You pick a specific, current target.
You explain the mechanism of overhype, not just the existence.
You acknowledge where the technique works.
You can defend the position under follow-up.

Tells that get you down-leveled

“I don’t have strong opinions.”
“Everything has its place.” (Diplomatic but vacuous.)
Picking dead horses (LSTMs, GANs, mainframes).
Holding the position weakly (“well, maybe it’s not really overrated…”).
Negativity without substance.

Mirror question to be ready for

The interviewer often follows with “What’s underrated right now?” Defensible candidates:

Eval engineering as a discipline. Most teams underinvest because eval doesn’t ship. The teams that invest see disproportionate returns.
BM25 / lexical retrieval. Embeddings get the attention; hybrid retrieval (dense + lexical) consistently beats either alone, but the lexical half gets neglected in many production systems.
Calibration. Model accuracy gets headlines; calibrated probabilities matter more for downstream decisions and are routinely ignored.
Distillation onto a fixed quality target. Most distillation discussions focus on ‘can the student match the teacher?’ The more useful question is ‘can the student hit the quality the product needs at lower cost?’

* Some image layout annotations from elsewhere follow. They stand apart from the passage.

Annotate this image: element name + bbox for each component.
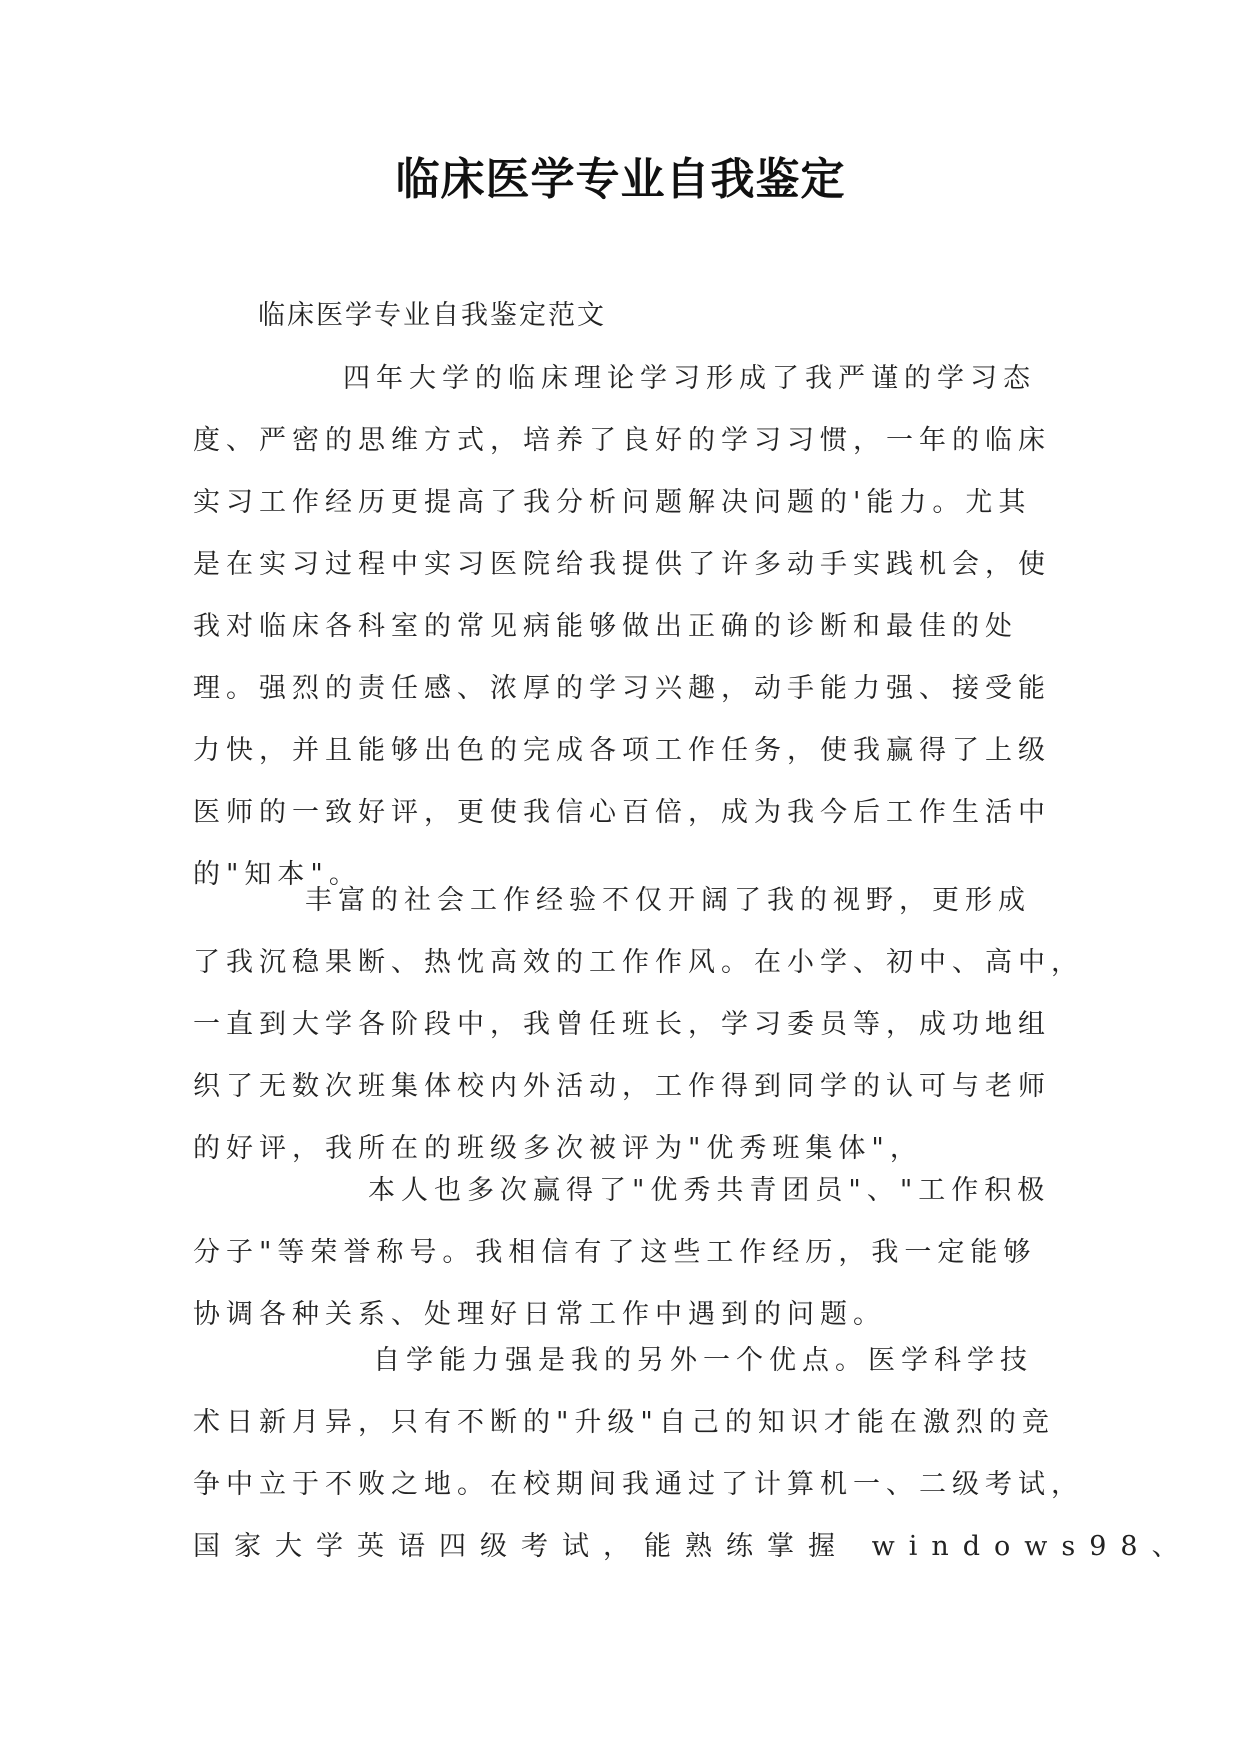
paragraph-line: 争中立于不败之地。在校期间我通过了计算机一、二级考试， [193,1469,1084,1500]
paragraph-line: 理。强烈的责任感、浓厚的学习兴趣，动手能力强、接受能 [193,673,1051,704]
paragraph-line: 我对临床各科室的常见病能够做出正确的诊断和最佳的处 [193,611,1018,642]
paragraph-3 [193,1160,1051,1346]
paragraph-line: 实习工作经历更提高了我分析问题解决问题的'能力。尤其 [193,487,1032,518]
paragraph-line: 术日新月异，只有不断的"升级"自己的知识才能在激烈的竞 [193,1407,1055,1438]
paragraph-line: 本人也多次赢得了"优秀共青团员"、"工作积极 [368,1175,1051,1206]
paragraph-line: 医师的一致好评，更使我信心百倍，成为我今后工作生活中 [193,797,1051,828]
paragraph-line: 力快，并且能够出色的完成各项工作任务，使我赢得了上级 [193,735,1051,766]
paragraph-2 [193,870,1084,1180]
paragraph-line: 度、严密的思维方式，培养了良好的学习习惯，一年的临床 [193,425,1051,456]
paragraph-1 [193,348,1051,906]
paragraph-line: 一直到大学各阶段中，我曾任班长，学习委员等，成功地组 [193,1009,1051,1040]
paragraph-line: 是在实习过程中实习医院给我提供了许多动手实践机会，使 [193,549,1051,580]
paragraph-line: 的好评，我所在的班级多次被评为"优秀班集体"， [193,1133,923,1164]
paragraph-line: 协调各种关系、处理好日常工作中遇到的问题。 [193,1299,886,1330]
paragraph-line: 自学能力强是我的另外一个优点。医学科学技 [373,1345,1033,1376]
paragraph-line: 织了无数次班集体校内外活动，工作得到同学的认可与老师 [193,1071,1051,1102]
paragraph-line: 丰富的社会工作经验不仅开阔了我的视野，更形成 [305,885,1031,916]
paragraph-line: 分子"等荣誉称号。我相信有了这些工作经历，我一定能够 [193,1237,1037,1268]
document-title: 临床医学专业自我鉴定 [395,154,846,205]
paragraph-line: 的"知本"。 [193,859,362,890]
paragraph-4 [193,1330,1193,1578]
document-subtitle: 临床医学专业自我鉴定范文 [258,300,606,331]
paragraph-line: 了我沉稳果断、热忱高效的工作作风。在小学、初中、高中， [193,947,1084,978]
paragraph-line: 四年大学的临床理论学习形成了我严谨的学习态 [343,363,1036,394]
paragraph-line: 国家大学英语四级考试，能熟练掌握 windows98、 [193,1531,1193,1562]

Pick whichever you can defend with technical content.

Common follow-up

“What if your interviewer enthusiastically uses the technique you just called overrated?”

The L6 answer:

“I’d ask what they’re using it for and whether it’s actually moving their metric. If yes, my generic critique doesn’t apply to their case; the technique is right for their problem and that’s the point. The criticism is about generic application, not about whether it ever works. If their use case matches the criticism, that’s a productive conversation about evidence; not a fight about positions.”